Cold Solder Joint

When we had our first child, we had an audio monitor that consisted of 2 pieces: a microphone with a wireless transmitter and a speaker with a wireless receiver. Thus we could hear the baby from afar.


Times have changed. Now the hospital uses disposable diapers rather than cloth. Infant monitors have improved.


We have a Safety 1st video monitor which consists of a little TV set wireless receiver and a little TV camera. It’s quite useful.


However, the power supply for the camera seemed to be flaky. Every once in a while, the system failed. We’d just see static on the TV monitor. Upon further inspection, the camera’s green LCD would be off, indicating lack of power.

The power jack plugs into a simple hole which has a rod for one contact and a metallic contact for the other. It looked as if the metallic contact wasn’t making contact with the plug, so I bent the contact a little. Sure enough, it worked, so we’d be in business again.


However, the intermittent failures continued to occur. I’d have to dismount the camera, get out the toolbox, rebend the contact, and we’d be ok for a while. This got frustrating. It dawned on me from past experience that maybe the problem wasn’t the metallic contact, but could have been a cold solder joint.


Many years ago, I installed a remote keyless entry system to my 1990 Camry. I bought a kit from a mail order firm and it worked fine for many years. However, it had a cold solder joint. Diagnosing it was not simple, as there were many integrated circuits. Luckily, I had made myself a Heathkit (remember those?) oscilloscope with which I could trace circuit signals. Once identified, the fix was easy. Just whip out my soldering iron and re-heat the joint.


I did just that for the power contact on the TV camera, and it’s since worked like a charm!


I wonder how many consumer electronic devices have failed due to such a simple problem?


Comments (7)
  1. kevin gaw says:

    Do these cold solder joints heat up by themselves (with current) and melt the solder that is present? Is this a known phenomenon?

  2. Colin Lipworth says:

    Cold solder joints do not heat up to melt the solder. This would make them self-repairing. They become insulating and no current flows. A

    I recently had a TV set repaired. The technician showed me how the set had developed several cold joints over the years. He said that this was due to heat because I switched the set off using the remote and not the switch on the TV. This keeps power to the electronics and only switches off power to the tube. Certain parts of the circuitry such as the power board and the vertical deflection board run hotter than others and become prone to cold joints over time.

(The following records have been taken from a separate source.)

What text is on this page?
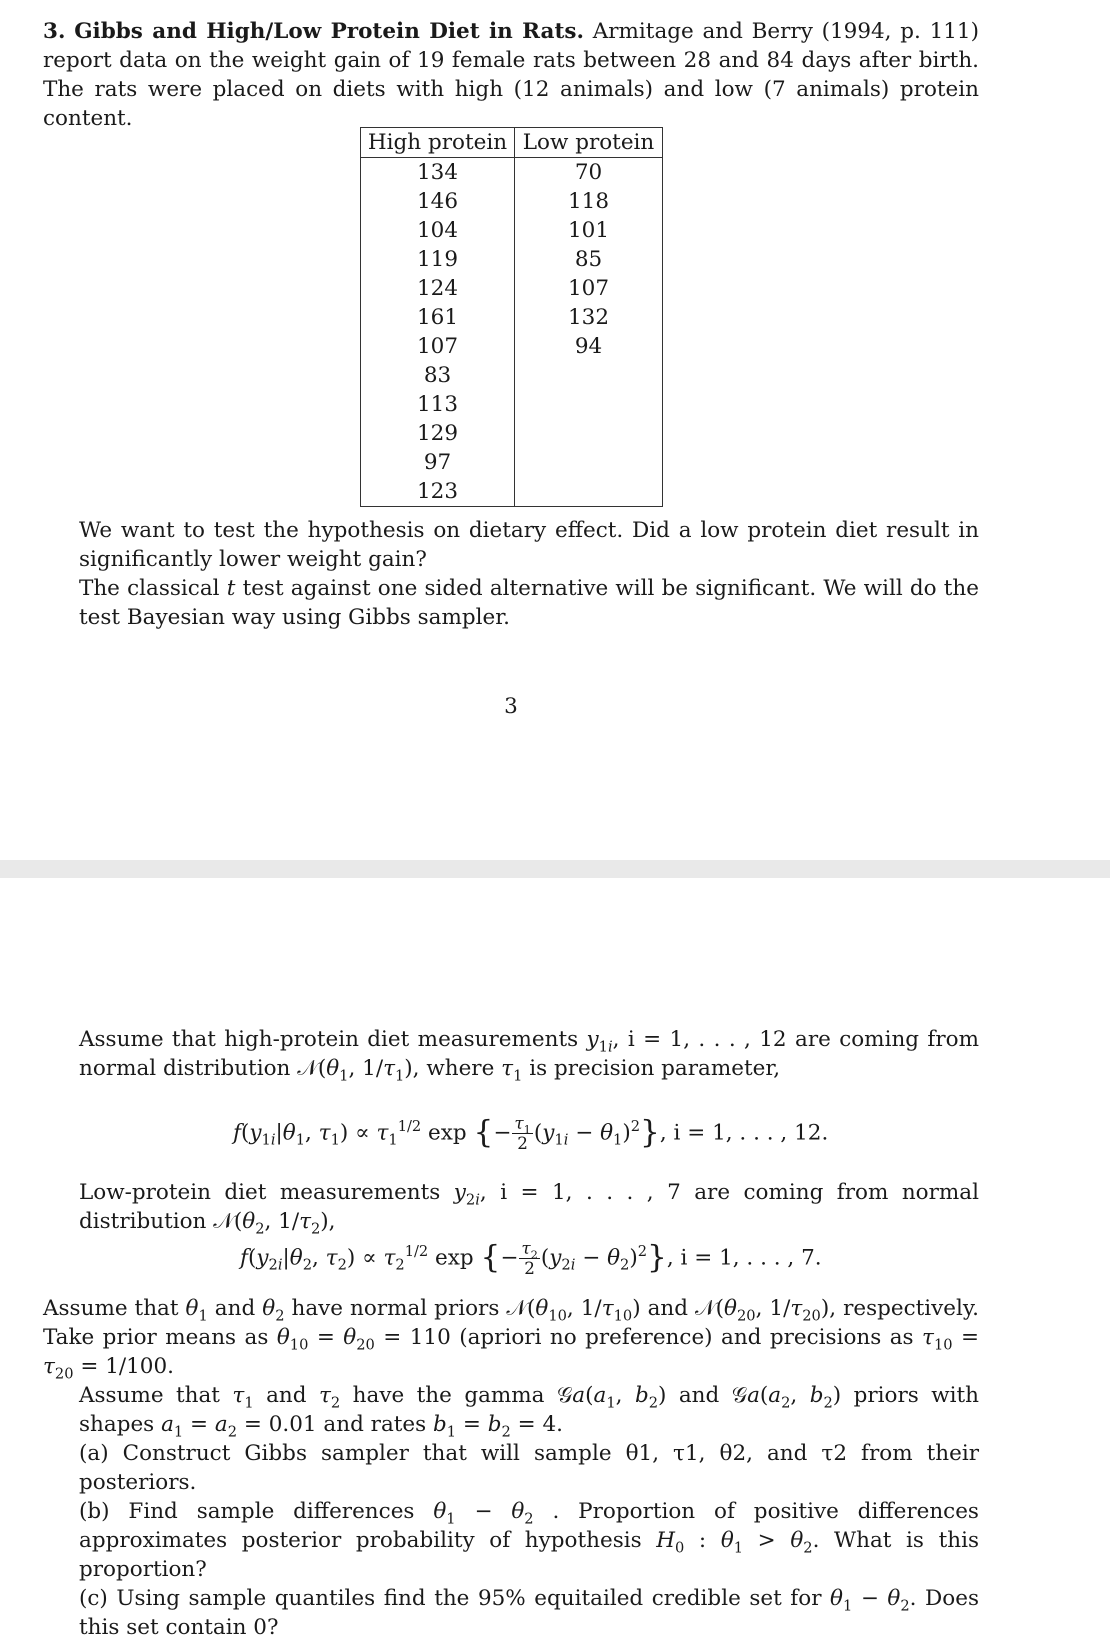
3. Gibbs and High/Low Protein Diet in Rats. Armitage and Berry (1994, p. 111) report data on the weight gain of 19 female rats between 28 and 84 days after birth. The rats were placed on diets with high (12 animals) and low (7 animals) protein content.
High protein	Low protein
134	70
146	118
104	101
119	85
124	107
161	132
107	94
83	
113	
129	
97	
123	
We want to test the hypothesis on dietary effect. Did a low protein diet result in significantly lower weight gain?
The classical t test against one sided alternative will be significant. We will do the test Bayesian way using Gibbs sampler.
3
Assume that high-protein diet measurements $y_{1i}$, i = 1, . . . , 12 are coming from normal distribution $𝒩(\theta_1$, $1/\tau_1$), where $\tau_1$ is precision parameter,
$f(y_{1i}|\theta_1$, $\tau_1) \propto \tau_1^{1/2}$ exp {− $\frac{\tau_1}{2} (y_{1i} - \theta_1)^2$}, i = 1, . . . , 12.
Low-protein diet measurements $y_{2i}$, i = 1, . . . , 7 are coming from normal distribution $𝒩(\theta_2$, $1/\tau_2$),
$f(y_{2i}|\theta_2$, $\tau_2) \propto \tau_2^{1/2}$ exp {− $\frac{\tau_2}{2} (y_{2i} - \theta_2)^2$}, i = 1, . . . , 7.
Assume that $\theta_1$ and $\theta_2$ have normal priors $𝒩(\theta_{10}$, $1/\tau_{10}$) and $𝒩(\theta_{20}$, $1/\tau_{20}$), respectively. Take prior means as $\theta_{10} = \theta_{20} = 110$ (apriori no preference) and precisions as $\tau_{10} = \tau_{20} = 1/100$.
Assume that $\tau_1$ and $\tau_2$ have the gamma $𝒢a(a_1$, $b_2$) and $𝒢a(a_2$, $b_2$) priors with shapes $a_1 = a_2 = 0.01$ and rates $b_1 = b_2 = 4$.
(a) Construct Gibbs sampler that will sample θ1, τ1, θ2, and τ2 from their posteriors.
(b) Find sample differences $\theta_1 - \theta_2$ . Proportion of positive differences approximates posterior probability of hypothesis $H_0$ : $\theta_1 > \theta_2$. What is this proportion?
(c) Using sample quantiles find the 95% equitailed credible set for $\theta_1 - \theta_2$. Does this set contain 0?
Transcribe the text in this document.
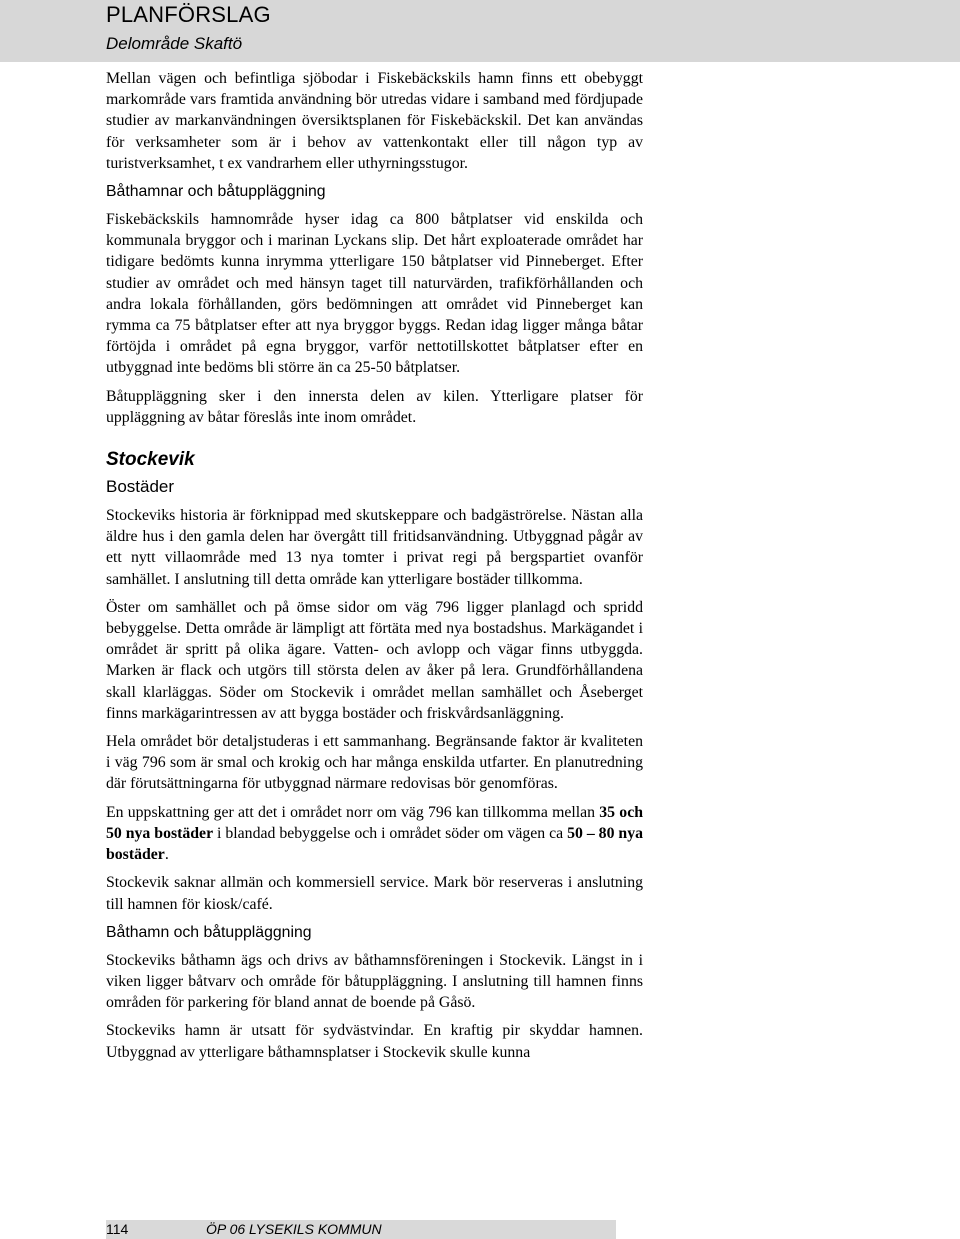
PLANFÖRSLAG
Delområde Skaftö

Mellan vägen och befintliga sjöbodar i Fiskebäckskils hamn finns ett obebyggt markområde vars framtida användning bör utredas vidare i samband med fördjupade studier av markanvändningen översiktsplanen för Fiskebäckskil. Det kan användas för verksamheter som är i behov av vattenkontakt eller till någon typ av turistverksamhet, t ex vandrarhem eller uthyrningsstugor.

Båthamnar och båtuppläggning

Fiskebäckskils hamnområde hyser idag ca 800 båtplatser vid enskilda och kommunala bryggor och i marinan Lyckans slip. Det hårt exploaterade området har tidigare bedömts kunna inrymma ytterligare 150 båtplatser vid Pinneberget. Efter studier av området och med hänsyn taget till naturvärden, trafikförhållanden och andra lokala förhållanden, görs bedömningen att området vid Pinneberget kan rymma ca 75 båtplatser efter att nya bryggor byggs. Redan idag ligger många båtar förtöjda i området på egna bryggor, varför nettotillskottet båtplatser efter en utbyggnad inte bedöms bli större än ca 25-50 båtplatser.

Båtuppläggning sker i den innersta delen av kilen. Ytterligare platser för uppläggning av båtar föreslås inte inom området.

Stockevik
Bostäder

Stockeviks historia är förknippad med skutskeppare och badgäströrelse. Nästan alla äldre hus i den gamla delen har övergått till fritidsanvändning. Utbyggnad pågår av ett nytt villaområde med 13 nya tomter i privat regi på bergspartiet ovanför samhället. I anslutning till detta område kan ytterligare bostäder tillkomma.

Öster om samhället och på ömse sidor om väg 796 ligger planlagd och spridd bebyggelse. Detta område är lämpligt att förtäta med nya bostadshus. Markägandet i området är spritt på olika ägare. Vatten- och avlopp och vägar finns utbyggda. Marken är flack och utgörs till största delen av åker på lera. Grundförhållandena skall klarläggas. Söder om Stockevik i området mellan samhället och Åseberget finns markägarintressen av att bygga bostäder och friskvårdsanläggning.

Hela området bör detaljstuderas i ett sammanhang. Begränsande faktor är kvaliteten i väg 796 som är smal och krokig och har många enskilda utfarter. En planutredning där förutsättningarna för utbyggnad närmare redovisas bör genomföras.

En uppskattning ger att det i området norr om väg 796 kan tillkomma mellan 35 och 50 nya bostäder i blandad bebyggelse och i området söder om vägen ca 50 – 80 nya bostäder.

Stockevik saknar allmän och kommersiell service. Mark bör reserveras i anslutning till hamnen för kiosk/café.

Båthamn och båtuppläggning

Stockeviks båthamn ägs och drivs av båthamnsföreningen i Stockevik. Längst in i viken ligger båtvarv och område för båtuppläggning. I anslutning till hamnen finns områden för parkering för bland annat de boende på Gåsö.

Stockeviks hamn är utsatt för sydvästvindar. En kraftig pir skyddar hamnen. Utbyggnad av ytterligare båthamnsplatser i Stockevik skulle kunna

114	ÖP 06 LYSEKILS KOMMUN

    This surprised me. I had always known that solder joints could be cold if they were improperly soldered e.g. if the iron was not hot enough, but I did not know that a joint that was once properly soldered could dry out over time.

  3. John says:

    Failed solder joints are a *very* common problem in electronics, and as well are hard to diagnose when the fault is intermittant.  Someone once said "the probability of a component is proportional to the number of pins that it has" (ie the bigger the chip, the more reliable it is). Any component that gets hot is more likely to fail, then you have ‘dry joints’.  Those 3 are what most electronic devices fail from.  Hot components, dry joints and chip failures.  Probably in that order, but don’t quote me on that.  For further reading on reliability of electronics equipment, download (note: 15MB file).

  4. Charles says:

    Joints also can fail when there are repeated temperature cycles to the electronic board. The board and its electronic components heat and expand to differing amounts, based on thermal expansion properties (CTE). This is made worse by what Mr. Lipworth wrote about how some components are hotter than others. Over time, the repeated thermal cycles cause creep strain on the solder joints, and some can break or separate.  Most likely, the cold solder joint of this author’s webpage story was simply because the manufacturer had a poor quality of solder applicatoin (solder reflow). It was marginal, so we can assume that it passed quality inspection, but failed once some small physical forces were applied. A more reliable product would have been devised whereby the the user’s stress applied power connector didn’t get absorbed by the solder joints. They should have relieved that stress into the body of the transmitter.